• Macron vs Le Pen. Emmanuel Macron et Marine Le Pen se sont qualifiés hier soir pour le second tour de l’élection présidentielle avec respectivement 24,01 % et 21,3 % des suffrages exprimés, selon les résultats définitifs publiés en fin d’après-midi par le ministère de l’Intérieur. François Fillon est troisième avec 20,01 % des voix, devant Jean-Luc Mélenchon (19,58 %) et Benoît Hamon (6,36 %).

  • Abstention en légère hausse. Le taux de participation a atteint 77,77 %, selon le ministère de l’Intérieur. Il a été légèrement inférieur à celui du premier tour de l’élection présidentielle de 2012, où 79,48 % des inscrits avaient voté, mais nettement supérieur au record d’abstention de 2002, où seuls 71,6 % des inscrits s’étaient exprimés.

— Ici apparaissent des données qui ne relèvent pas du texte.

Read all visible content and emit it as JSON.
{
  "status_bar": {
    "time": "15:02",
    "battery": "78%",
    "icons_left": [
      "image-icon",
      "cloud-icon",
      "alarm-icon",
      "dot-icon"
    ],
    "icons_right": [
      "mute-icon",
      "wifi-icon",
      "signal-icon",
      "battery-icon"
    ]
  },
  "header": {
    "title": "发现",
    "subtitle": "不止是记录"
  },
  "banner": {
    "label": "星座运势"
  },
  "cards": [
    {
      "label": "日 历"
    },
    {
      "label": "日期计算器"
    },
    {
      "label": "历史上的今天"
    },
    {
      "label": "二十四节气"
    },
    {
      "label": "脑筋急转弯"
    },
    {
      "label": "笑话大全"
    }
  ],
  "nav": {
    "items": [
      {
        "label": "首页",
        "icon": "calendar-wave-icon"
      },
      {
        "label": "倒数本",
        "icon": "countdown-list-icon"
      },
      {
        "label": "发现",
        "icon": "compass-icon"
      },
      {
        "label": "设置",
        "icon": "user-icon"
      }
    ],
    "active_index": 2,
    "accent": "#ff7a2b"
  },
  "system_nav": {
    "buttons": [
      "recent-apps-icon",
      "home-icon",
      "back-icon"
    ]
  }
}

  • Remboursement des frais de campagne. Avec 4,7 % des voix, Nicolas Dupont-Aignan échoue à récolter les 5 % nécessaires pour avoir droit à un niveau supérieur de remboursement par l’État de ses frais de campagne. Tous les candidats peuvent voir leurs frais remboursés dans la limite de 800 423 euros, mais le montant est décuplé pour ceux qui dépassent les 5 % et atteint près de 10,7 millions d’euros pour les qualifiés au second tour.

  • Nuit des barricades. À l’appel de plusieurs mouvements antifascistes, plusieurs centaines de personnes se sont rassemblées hier soir sur la place de la Bastille à Paris pour une « nuit des barricades » contre Emmanuel Macron et Marine Le Pen. Des heurts ont éclaté, blessant six policiers et trois manifestants et donnant lieu à 143 arrestations et au placement en garde à vue de 29 personnes.

  • Appels au vote contre le Front national. Mettant en garde contre le « risque pour le pays » et le « pouvoir d’achat des Français », François Hollande a appelé à faire barrage à Marine Le Pen en votant au second tour pour Emmanuel Macron, comme l’avaient fait hier François Fillon et Benoît Hamon. Jean-Luc Mélenchon avait quant à lui déclaré hier qu’il n’avait « reçu aucun mandat » des militants de son mouvement pour s’« exprimer à leur place sur la suite » et plusieurs membres du parti Les Républicains, comme Éric Ciotti ou Nadine Morano, se sont opposés à un appel à voter pour Emmanuel Macron.

  • Fillon et les législatives. François Fillon a déclaré lors d’un bureau politique du parti Les Républicains qu’il n’avait « plus la légitimité » pour mener le « combat » des élections législatives, qui auront lieu les 11 et 18 juin. « Je vais redevenir un militant de cœur », a-t-il ajouté.